Just the other day, I saw her turning with her beak the egg just laid by another hen and roosting on this egg for close to an hour. And she’s been doing this on a daily basis over a year since the surgery. These actions express an expectation that the egg contains an embryo and will eventually hatch into a chick if properly nurtured. Mother hens are known to turn their eggs in precise positions 30 times every day to ensure the healthy birth of a chick.
Today, egg laying hens do not raise their young. Instead their eggs are taken from them and hatched in artificial incubators.
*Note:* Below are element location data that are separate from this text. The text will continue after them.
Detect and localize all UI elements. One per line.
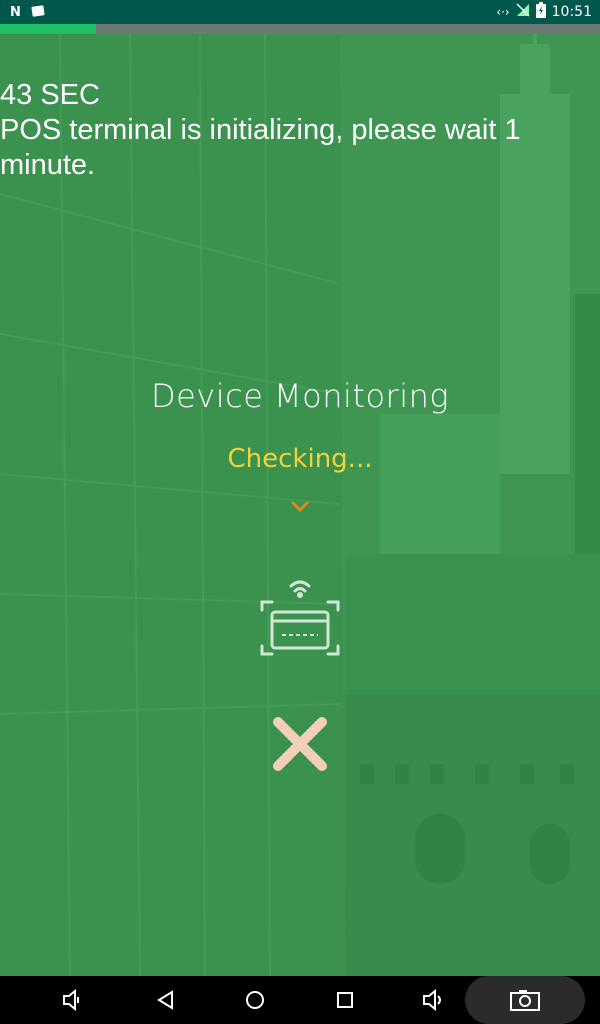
notification-icon: [31, 3, 45, 22]
close-icon[interactable]: [270, 714, 330, 774]
volume-down-icon[interactable]: [60, 986, 88, 1014]
progress-fill: [0, 24, 96, 34]
screenshot-button[interactable]: [465, 976, 585, 1024]
countdown-timer: 43 SEC: [0, 79, 100, 111]
page-title: Device Monitoring: [150, 377, 450, 415]
back-icon[interactable]: [152, 986, 180, 1014]
battery-charging-icon: [535, 2, 546, 22]
init-message: POS terminal is initializing, please wai…: [0, 114, 521, 181]
clock: 10:51: [551, 4, 592, 20]
screenshot-icon: [510, 990, 540, 1011]
status-bar: N ‹·› 10:51: [0, 0, 600, 24]
data-transfer-icon: ‹·›: [496, 5, 510, 19]
navigation-bar: [0, 976, 600, 1024]
n-app-icon: N: [10, 5, 21, 20]
no-signal-icon: [516, 3, 530, 21]
contactless-card-reader-icon: [260, 580, 340, 656]
recents-icon[interactable]: [331, 986, 359, 1014]
status-text: Checking...: [227, 444, 373, 474]
home-icon[interactable]: [241, 986, 269, 1014]
progress-bar: [0, 24, 600, 34]
chevron-down-icon[interactable]: [289, 498, 311, 514]
volume-up-icon[interactable]: [420, 986, 448, 1014]
main-screen: 43 SEC POS terminal is initializing, ple…: [0, 34, 600, 976]
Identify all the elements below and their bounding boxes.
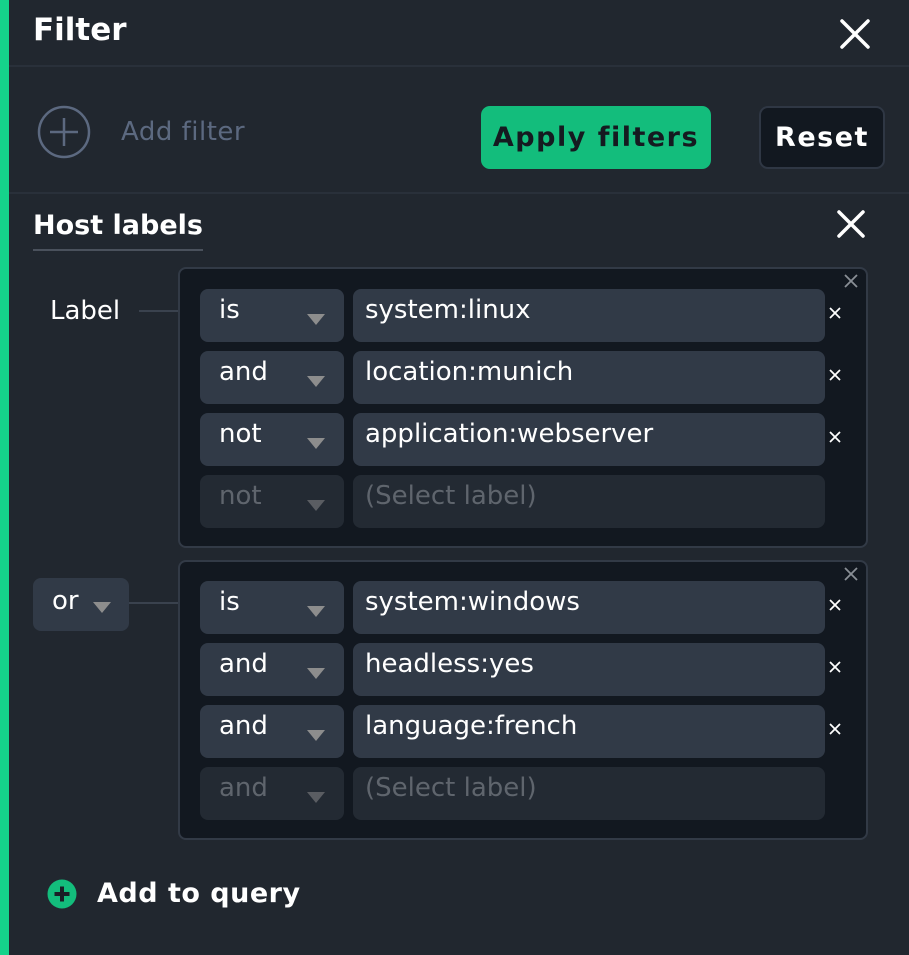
operator-value: and [219,649,268,679]
add-to-query-label: Add to query [97,878,301,909]
label-value-field[interactable]: language:french [353,705,825,758]
connector-line [129,602,179,604]
panel-title: Filter [33,12,127,48]
chevron-down-icon [307,500,325,511]
remove-condition-button[interactable] [828,597,842,616]
condition-row-empty: and (Select label) [200,767,860,820]
operator-select[interactable]: is [200,581,344,634]
operator-value: is [219,295,240,325]
chevron-down-icon [307,438,325,449]
operator-value: is [219,587,240,617]
label-value: application:webserver [365,419,654,449]
label-value-field[interactable]: location:munich [353,351,825,404]
add-filter-button[interactable]: Add filter [37,105,245,159]
label-value: system:linux [365,295,531,325]
close-icon [829,661,841,673]
operator-select[interactable]: and [200,351,344,404]
add-to-query-button[interactable]: Add to query [47,878,301,909]
chevron-down-icon [307,668,325,679]
remove-condition-button[interactable] [828,659,842,678]
condition-row-empty: not (Select label) [200,475,860,528]
label-value-field[interactable]: application:webserver [353,413,825,466]
chevron-down-icon [307,792,325,803]
remove-condition-button[interactable] [828,429,842,448]
remove-condition-button[interactable] [828,367,842,386]
condition-row: not application:webserver [200,413,860,466]
plus-circle-filled-icon [47,879,77,908]
chevron-down-icon [307,606,325,617]
operator-select[interactable]: and [200,643,344,696]
select-label-placeholder: (Select label) [365,773,537,803]
close-icon [829,369,841,381]
reset-button[interactable]: Reset [759,106,885,169]
remove-condition-button[interactable] [828,721,842,740]
filter-toolbar: Add filter Apply filters Reset [9,69,909,194]
section-title: Host labels [33,210,203,251]
operator-value: not [219,419,262,449]
label-value: location:munich [365,357,574,387]
condition-row: is system:linux [200,289,860,342]
label-group-1: is system:linux and location:munich not … [178,267,868,548]
operator-select[interactable]: not [200,413,344,466]
close-icon [840,19,870,49]
operator-select[interactable]: is [200,289,344,342]
select-label-field[interactable]: (Select label) [353,475,825,528]
label-value: headless:yes [365,649,534,679]
accent-bar [0,0,9,955]
chevron-down-icon [307,314,325,325]
chevron-down-icon [93,602,111,613]
chevron-down-icon [307,376,325,387]
apply-filters-button[interactable]: Apply filters [481,106,711,169]
plus-circle-icon [37,105,91,159]
condition-row: and location:munich [200,351,860,404]
remove-section-button[interactable] [836,209,866,239]
join-operator-select[interactable]: or [33,578,129,631]
operator-value: not [219,481,262,511]
label-value-field[interactable]: headless:yes [353,643,825,696]
label-value-field[interactable]: system:linux [353,289,825,342]
close-icon [829,723,841,735]
label-row-label: Label [50,296,121,326]
condition-row: is system:windows [200,581,860,634]
operator-value: and [219,357,268,387]
close-icon [837,210,865,238]
label-value-field[interactable]: system:windows [353,581,825,634]
label-value: language:french [365,711,578,741]
close-panel-button[interactable] [839,18,871,50]
condition-row: and language:french [200,705,860,758]
close-icon [844,567,858,581]
select-label-placeholder: (Select label) [365,481,537,511]
select-label-field[interactable]: (Select label) [353,767,825,820]
close-icon [829,599,841,611]
connector-line [139,310,179,312]
add-filter-label: Add filter [121,117,246,147]
label-value: system:windows [365,587,580,617]
operator-select[interactable]: and [200,767,344,820]
operator-value: and [219,711,268,741]
operator-value: and [219,773,268,803]
close-icon [829,431,841,443]
join-operator-value: or [52,586,79,616]
condition-row: and headless:yes [200,643,860,696]
operator-select[interactable]: and [200,705,344,758]
filter-header: Filter [9,0,909,67]
label-group-2: is system:windows and headless:yes and l… [178,560,868,840]
close-icon [844,274,858,288]
close-icon [829,307,841,319]
remove-condition-button[interactable] [828,305,842,324]
operator-select[interactable]: not [200,475,344,528]
chevron-down-icon [307,730,325,741]
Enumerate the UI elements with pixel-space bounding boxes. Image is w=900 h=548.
As a result, hens are deprived of the very thing that comes most naturally to them: motherhood. Hens have been mothers for at least the same length of time that the earliest fossils of chicken ancestors have been found: some 50 million years ago!
Our engineering of the hen’s biology to maximize egg production has doomed her body to a variety of life-threatening conditions such as the one that afflicted Doris. And in the complete absence of maternal care, her chicks are deprived of their most basic physiological and psychological needs.
If Doris were living on a farm under these circumstances, she would not have received veterinary care and would have instead been shipped off to slaughter at the tender age of 2 — the prime of life for a hen, who otherwise would live at least 10 years, if not 15 or more. And that is the reality of the commodified hen in all kinds of egg farming today — from factory farm to small family farm. Doris’ survival remains for me a symbol of what’s possible for us in terms of our relationship with and knowledge of these complex and fascinating birds that I have learned so much from.